Developer Fallen Leaf was not exaggerating when they said there would be “light puzzles” in the game, I’m not sure they could even be considered puzzles; they are more like moments that put the game on pause for a bit, or heaven forbid, several agonizing walks between point A and point B, interacting with buttons, or knobs, or switches, along the way to get things working again. They really don’t require any thought to them; in fact, I’d recommend not thinking about them, it will inevitably lead you through an exhaustive process that will bring you back to the one truth — Occam’s razor exists and it defines these tasks. Not only that, but the frequent reliance on the thrice-repeated action is so prevalent players could make a drinking game of it. Perhaps this is how Fort Solis was intended to be enjoyed, absolutely plastered so walking straight down a hallway seemed like a challenge.

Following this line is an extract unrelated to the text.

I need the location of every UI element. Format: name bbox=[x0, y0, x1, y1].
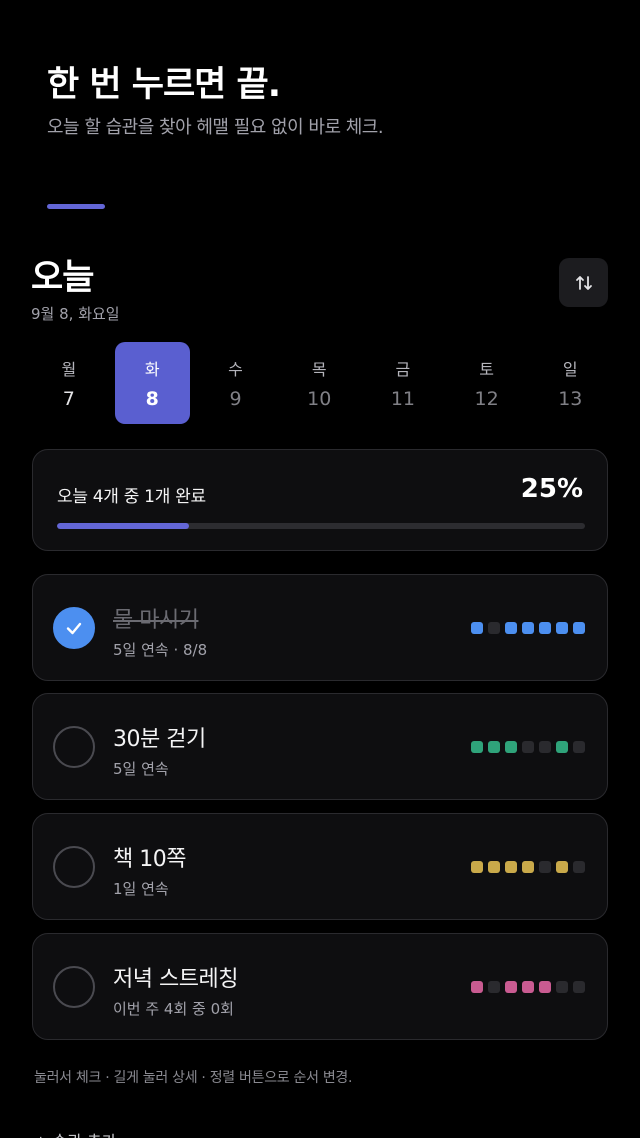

Screenshot via Dear Villagers

All of this could be forgiven if the title lived up to its claim that it was a “character-driven story.” There are characters in it, sure, but they don’t drive the story, rather, they get shifted from one place to another for “reasons” – also known as locked doors— as players struggle to parse oddly blurry terminals and watch video logs with more dramatic pauses than high school theatre tryouts. There is a support cast of victims for the player to find but most are introduced seconds before their corpses turn up and lack any meaningful development. Even the main villain failed to leave a lasting impression, despite the excellent voice work from Troy Baker (The Last of Us).

I wandered my way through the story, unlocking 90% of the mainline and around three-quarters of the collectibles. There isn’t much else for me to look for in Fort Solis, and though a part of me wonders if there’s an alternate ending where things turned out better, I can’t imagine putting myself through the experience again. I’m actually not sure how much acing each quick time event would change the story — I could never tell if the interaction did anything at all, and they happen so sparingly in cutscenes that it’s almost as if they were an afterthought.

I wanted to like Fort Solis. It had many of the elements that I look for in a game, but it was a swing and a miss on almost every single one for me. It had the exact opposite problem that plagued Star Trek: Resurgence; it’s a beautifully crafted box without anything substantive inside. I can see a world where playing this chapter by chapter could make for a better experience, but I imagine if players were to take breaks in between chapters until they forgot how tedious it is to play, they would need to start it over again anyway.

This review is based on the PC version of the game. A copy was provided to us by Dear Villagers.

Bad

Fort Solis markets itself as a thriller, but fails to build tension or deliver interesting characters. Its visuals live up to the promise of “AAA production values,” but it doesn’t have any charm. Instead, Fort Solis plays like a walking simulator with a dual hip replacement.